Que una familia cuestione una decisión de la escuela no significa automáticamente que esté desautorizando al maestro. De la misma manera, que un docente ponga un límite no significa que tenga siempre la razón. La relación entre ambos necesita algo más difícil que simplemente “ponerse del mismo lado”: necesita confianza, comunicación y la capacidad de hablar de los problemas sin convertir cada desacuerdo en una pelea.
La investigación educativa respalda precisamente la importancia de esa colaboración. La OCDE ha encontrado que la comunicación entre familias y docentes y el apoyo que los estudiantes reciben tanto en casa como en la escuela están relacionados con mejores condiciones para el aprendizaje. Que una familia participe poco en las actividades escolares no necesariamente significa que no le importe la educación de su hijo. Puede haber falta de tiempo, horarios de trabajo, dificultades para acercarse a la escuela o, incluso, confianza en que los docentes están haciendo su trabajo.

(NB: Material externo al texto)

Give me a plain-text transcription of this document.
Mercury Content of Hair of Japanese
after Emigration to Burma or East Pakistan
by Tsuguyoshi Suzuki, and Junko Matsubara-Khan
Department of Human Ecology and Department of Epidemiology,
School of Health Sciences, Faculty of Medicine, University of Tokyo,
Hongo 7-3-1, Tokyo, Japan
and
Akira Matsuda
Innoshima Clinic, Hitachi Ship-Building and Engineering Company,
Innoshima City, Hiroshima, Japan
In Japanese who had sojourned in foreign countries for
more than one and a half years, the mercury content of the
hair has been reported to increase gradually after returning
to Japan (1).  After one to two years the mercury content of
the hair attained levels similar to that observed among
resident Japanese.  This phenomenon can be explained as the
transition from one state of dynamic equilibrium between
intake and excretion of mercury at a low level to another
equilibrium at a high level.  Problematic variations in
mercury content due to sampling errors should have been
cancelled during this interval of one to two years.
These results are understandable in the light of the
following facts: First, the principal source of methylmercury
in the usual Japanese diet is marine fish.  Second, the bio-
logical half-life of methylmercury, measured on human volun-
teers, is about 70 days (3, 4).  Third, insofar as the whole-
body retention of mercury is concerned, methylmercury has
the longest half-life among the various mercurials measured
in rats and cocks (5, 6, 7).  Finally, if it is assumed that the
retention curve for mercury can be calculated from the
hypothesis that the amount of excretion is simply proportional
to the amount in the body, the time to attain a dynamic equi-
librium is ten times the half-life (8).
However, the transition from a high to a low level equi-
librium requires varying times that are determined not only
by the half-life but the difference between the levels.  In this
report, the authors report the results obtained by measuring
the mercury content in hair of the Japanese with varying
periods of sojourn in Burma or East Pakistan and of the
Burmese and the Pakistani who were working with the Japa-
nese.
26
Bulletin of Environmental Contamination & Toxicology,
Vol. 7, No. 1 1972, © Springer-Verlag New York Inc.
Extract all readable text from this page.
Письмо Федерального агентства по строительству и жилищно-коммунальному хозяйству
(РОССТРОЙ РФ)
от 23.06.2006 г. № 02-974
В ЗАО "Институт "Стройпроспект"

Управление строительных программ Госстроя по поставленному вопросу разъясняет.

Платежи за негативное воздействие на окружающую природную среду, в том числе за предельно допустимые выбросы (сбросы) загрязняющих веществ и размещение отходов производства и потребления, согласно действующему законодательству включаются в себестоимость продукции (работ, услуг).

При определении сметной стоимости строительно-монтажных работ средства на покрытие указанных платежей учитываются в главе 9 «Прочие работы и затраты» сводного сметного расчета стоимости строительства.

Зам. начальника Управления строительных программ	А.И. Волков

Por eso, quizá el problema no sea que las familias hayan dejado de respaldar a los maestros, sino que ya no podemos dar por hecho que casa y escuela entienden de la misma manera qué significa poner un límite. Y eso se nota todos los días en situaciones muy concretas, por ejemplo, una tarea que no se entregó, una falta de respeto en el salón, una pelea durante el recreo, una calificación que provoca molestia o un alumno que llega a casa contando solamente la parte de la historia que le conviene.
Cuando ante una situación así el adulto pregunta primero “¿qué pasó?” en lugar de asumir inmediatamente que su hijo tiene la razón, ya está ayudando. Y cuando el docente también puede explicar lo ocurrido sin colocarse en una posición de autoridad incuestionable, la relación cambia. El objetivo no tendría que ser que los padres “obedezcan” al maestro ni que los maestros cedan ante cada reclamo familiar. Se trata de que el estudiante encuentre adultos que puedan escucharse entre sí y, cuando sea necesario, poner límites sin humillarlo ni justificarlo todo.
Porque un niño o un adolescente necesita límites, sí, pero también necesita aprender que las decisiones tienen consecuencias, que puede equivocarse y que hacerse responsable de lo ocurrido forma parte de crecer. Si cada vez que aparece un problema un adulto corre a rescatarlo, difícilmente aprenderá a enfrentarlo. Pero si la escuela castiga sin escuchar y la familia defiende sin preguntar, tampoco estamos enseñándole responsabilidad.
Tal vez la discusión que necesitamos no sea quién tiene más autoridad, si la familia o la escuela. La pregunta más importante es qué estamos haciendo los adultos cuando un estudiante se equivoca. ¿Estamos ayudándolo a comprender lo que hizo y reparar el daño, o simplemente estamos buscando a quién culpar?
Una cosa es verdad, cuando casa y escuela dejan de hablarse, quien queda en medio no es el maestro ni el padre: es el estudiante.